When the three doctors, Gabi Idan, Jacob Vortman and Shuki Vitek, developed the Popeye - a precision guided air-to-surface missile - for the Israel Defense Forces, they never dreamed that the technologies used to develop it would be integrated 25 years later into the medical field and form the basis of two of the world's leading innovations in 2004.
The Wall Street Journal recently announced the winners of its 2004 Technology Innovation awards, and two Israeli companies, in which Idan, Vortman and Vitek were involved, ranked among the top three winners out of 120 entries. Given Imaging of Yokneam, which developed a capsule containing the PillCam, a video camera that photographs the digestive tract, took second. And InSightec of Tirat Carmel, which developed ExAblate 2000, a focused ultrasound system combined with MRI guidance for removing malignant growths in a noninvasive procedure, took third.

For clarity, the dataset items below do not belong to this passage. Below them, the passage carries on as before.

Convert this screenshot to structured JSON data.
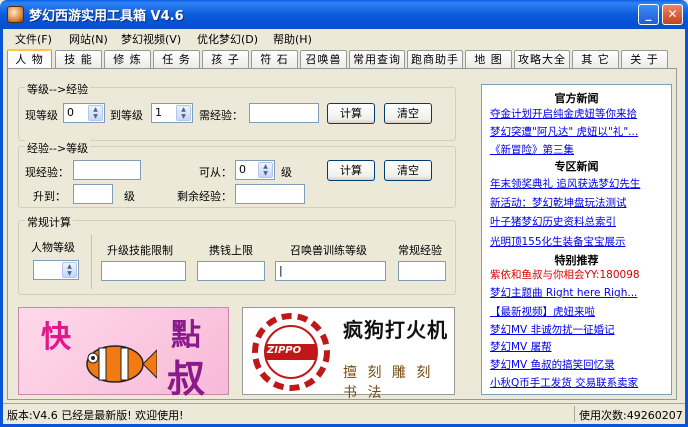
{
  "window": {
    "title": "梦幻西游实用工具箱 V4.6",
    "minimize_label": "_",
    "close_label": "✕"
  },
  "menu": [
    "文件(F)",
    "网站(N)",
    "梦幻视频(V)",
    "优化梦幻(D)",
    "帮助(H)"
  ],
  "tabs": [
    "人 物",
    "技 能",
    "修 炼",
    "任 务",
    "孩 子",
    "符 石",
    "召唤兽",
    "常用查询",
    "跑商助手",
    "地 图",
    "攻略大全",
    "其 它",
    "关 于"
  ],
  "exp_group": {
    "title": "等级-->经验",
    "current_level_label": "现等级",
    "current_level_value": "0",
    "to_level_label": "到等级",
    "to_level_value": "1",
    "need_exp_label": "需经验：",
    "need_exp_value": "",
    "calc_label": "计算",
    "clear_label": "清空"
  },
  "level_group": {
    "title": "经验-->等级",
    "current_exp_label": "现经验：",
    "current_exp_value": "",
    "can_from_label": "可从：",
    "can_from_value": "0",
    "level_unit": "级",
    "upgrade_to_label": "升到：",
    "upgrade_to_value": "",
    "upgrade_unit": "级",
    "remaining_exp_label": "剩余经验：",
    "remaining_exp_value": "",
    "calc_label": "计算",
    "clear_label": "清空"
  },
  "common_group": {
    "title": "常规计算",
    "char_level_label": "人物等级",
    "skill_limit_label": "升级技能限制",
    "money_limit_label": "携钱上限",
    "pet_level_label": "召唤兽训练等级",
    "normal_exp_label": "常规经验"
  },
  "banners": {
    "left_char1": "快",
    "left_char2": "點",
    "left_char3": "叔",
    "right_title": "疯狗打火机",
    "right_brand": "ZIPPO",
    "right_sub": "擅 刻 雕 刻 书 法"
  },
  "news": {
    "official_title": "官方新闻",
    "official_items": [
      "夺金计划开启纯金虎妞等你来拾",
      "梦幻突遭\"阿凡达\" 虎妞以\"礼\"...",
      "《新冒险》第三集"
    ],
    "zone_title": "专区新闻",
    "zone_items": [
      "年末领奖典礼 追风获选梦幻先生",
      "新活动：梦幻乾坤盘玩法测试",
      "叶子猪梦幻历史资料总索引",
      "光明顶155化生装备宝宝展示"
    ],
    "special_title": "特别推荐",
    "special_items": [
      "紫依和鱼叔与你相会YY:180098",
      "梦幻主题曲 Right here Righ...",
      "【最新视频】虎妞来啦",
      "梦幻MV 非诚勿扰一征婚记",
      "梦幻MV 屠帮",
      "梦幻MV 鱼叔的搞笑回忆录",
      "小秋Q币手工发货 交易联系卖家"
    ]
  },
  "status": {
    "left": "版本:V4.6 已经是最新版! 欢迎使用!",
    "right": "使用次数:49260207"
  },
  "colors": {
    "titlebar": "#0b5cdb",
    "link": "#0000ee",
    "special_red": "#d40000",
    "tab_active_accent": "#ffc83c"
  }
}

Both products went on the market during the past two years, and have been met with success: PillCam sales are expected to reach $60-80 million this year, while ExAblate 2000, which received U.S. Food and Drug Administration approval just two months ago, reached sales of $10 million in 2004, its first year on the market. According to InSightec forecasts, sales in 2007 will exceed $100 million.
Vortman attributes the commercial success of his and his colleagues' inventions to the years the three of them spent at the Arms Development Authority (now known as Rafael). Idan developed the homing seekers for the Popeye missile and the Gil anti-tank missile. Vortman, who has a Ph.D. in electrooptics, is considered a pioneer in the development of night-vision systems for the defense establishment. Vitek developed at a later stage the Black Anchor, the target missile used in the trials of the Arrow missile.